There was no correlation in terms of medians or gains in medians, although hazard ratios for OS and PFS did correlate significantly, said Bishal Gyawali, MD, PhD, of Nagoya (Japan) University Hospital with his associates. “The protective effects of treatment were greater for OS than for PFS,” they concluded in JAMA Network Open. “Progression-free survival cannot adequately capture the benefit of PD-1 inhibitors; thus, OS should remain the gold standard end point for trials of PD-1 inhibitors.”
Progression-free survival often has been used as a surrogate for OS because the latter takes time to ascertain and can be contaminated by crossover or postprogression treatment. However, it can be problematic to assume that the two outcomes correlate. Progression “is defined as an increase in tumor size beyond an arbitrary cutoff and is prone to bias, particularly when the investigators are not blinded,” the researchers noted. Furthermore, PD-1 inhibitors show an “atypical response pattern,” including long durations of response, responses after initial progression (known as pseudoprogression), and even response after treatment cessation.
The analysis, the first to formally compare PFS and OS across PD-1 inhibitors, included 10 randomized, controlled trials comparing nivolumab or pembrolizumab with nonimmunotherapy in adults with solid tumors. Two additional trials evaluated pembrolizumab or nivolumab following treatment with ipilimumab. In all, the studies included 5,417 patients. There was no significant heterogeneity among studies, the researchers said.
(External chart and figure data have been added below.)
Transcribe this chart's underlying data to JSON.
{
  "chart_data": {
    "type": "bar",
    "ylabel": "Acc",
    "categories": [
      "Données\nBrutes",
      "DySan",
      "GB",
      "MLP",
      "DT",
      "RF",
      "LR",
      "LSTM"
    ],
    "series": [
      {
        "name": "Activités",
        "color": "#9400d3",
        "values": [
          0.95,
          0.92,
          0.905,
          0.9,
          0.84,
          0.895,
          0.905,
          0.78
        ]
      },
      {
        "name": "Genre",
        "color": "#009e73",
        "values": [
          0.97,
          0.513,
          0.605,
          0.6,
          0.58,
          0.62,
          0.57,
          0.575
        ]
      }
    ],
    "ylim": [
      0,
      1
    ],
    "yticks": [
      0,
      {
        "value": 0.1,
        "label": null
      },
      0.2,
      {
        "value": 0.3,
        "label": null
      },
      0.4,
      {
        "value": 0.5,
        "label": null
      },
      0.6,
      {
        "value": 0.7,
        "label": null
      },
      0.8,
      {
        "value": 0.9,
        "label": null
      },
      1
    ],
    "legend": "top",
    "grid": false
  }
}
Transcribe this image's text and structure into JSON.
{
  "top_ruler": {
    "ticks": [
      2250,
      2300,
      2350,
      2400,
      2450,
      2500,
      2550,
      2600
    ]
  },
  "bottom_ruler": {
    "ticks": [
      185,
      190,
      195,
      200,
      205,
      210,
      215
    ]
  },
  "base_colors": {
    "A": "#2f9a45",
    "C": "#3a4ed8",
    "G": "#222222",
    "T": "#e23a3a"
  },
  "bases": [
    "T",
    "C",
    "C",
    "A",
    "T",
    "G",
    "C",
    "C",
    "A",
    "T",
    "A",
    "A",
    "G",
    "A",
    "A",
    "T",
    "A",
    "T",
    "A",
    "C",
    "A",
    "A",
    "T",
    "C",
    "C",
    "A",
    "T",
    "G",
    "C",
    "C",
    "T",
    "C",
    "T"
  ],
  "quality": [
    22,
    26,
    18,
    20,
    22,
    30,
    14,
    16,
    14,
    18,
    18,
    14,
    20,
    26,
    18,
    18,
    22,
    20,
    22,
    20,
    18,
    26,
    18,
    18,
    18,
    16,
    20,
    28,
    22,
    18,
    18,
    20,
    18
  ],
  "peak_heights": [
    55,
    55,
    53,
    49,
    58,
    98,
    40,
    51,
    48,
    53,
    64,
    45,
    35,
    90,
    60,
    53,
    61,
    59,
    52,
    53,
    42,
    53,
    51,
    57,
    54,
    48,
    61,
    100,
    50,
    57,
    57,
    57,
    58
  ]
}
Median PFS and median OS correlated poorly, with an R2 value of 0.46 (P = .09). Change in PFS also did not correlate with change in OS (R2 = 0.23; P = .28). In contrast, hazard ratios for PFS and OS correlated significantly (R2 = 0.41; P = .048). The protective effects of treatment were higher for OS than for PFS (pooled HR, 1.2; 95% confidence interval, 1.1-1.3; P = .002).
This might be because traditional RECIST (response evaluation criteria in solid tumors) criteria predate the era of immunotherapy and do not accurately capture disease progression when patients are on immuno-oncologics. For example, pseudoprogression (in which T-cell infiltrates cause the tumor to grow before it shrinks) could be misconstrued as progression. Also, PD-1 inhibitors can continue working even after treatment cessation, which could affect OS more than PFS, the researchers noted.
Regardless, “PD-1 inhibitors may have larger effects on OS than on PFS, which would be unprecedented in oncology therapeutics,” they concluded. “These results support the rationale of using OS as the primary end point of future phase 3 trials of PD-1 inhibitors and discourage the use of PFS as a sole primary end point as the latter may provide misleading information about the efficacy of these drugs.”
Funders included the Laura and John Arnold Foundation, the Harvard Program in Therapeutic Science, and the Engelberg Foundation. The investigators reported having no relevant conflicts of interest. One coinvestigator reported research support from the Laura and John Arnold Foundation. The other investigators had no conflicts.
SOURCE: Gyawali B et al. JAMA Network Open. 2018 June 22. doi: 10.1001/jamanetworkopen.2018.0416.
FROM JAMA NETWORK OPEN
Key clinical point: Overall survival should remain the standard endpoint for trials of PD-1 inhibitors.
Major finding: The protective effects of treatment were higher for OS than for PFS (pooled HR, 1.2; 95% confidence interval, 1.1-1.3; P = .002).
Study details: Systematic review and meta-analysis of 12 randomized, controlled trials.
Disclosures: Funders included the Laura and John Arnold Foundation, the Harvard Program in Therapeutic Science, and the Engelberg Foundation. The investigators reported having no relevant conflicts of interest. One coinvestigator reported research support from the Laura and John Arnold Foundation. The other investigators had no conflicts.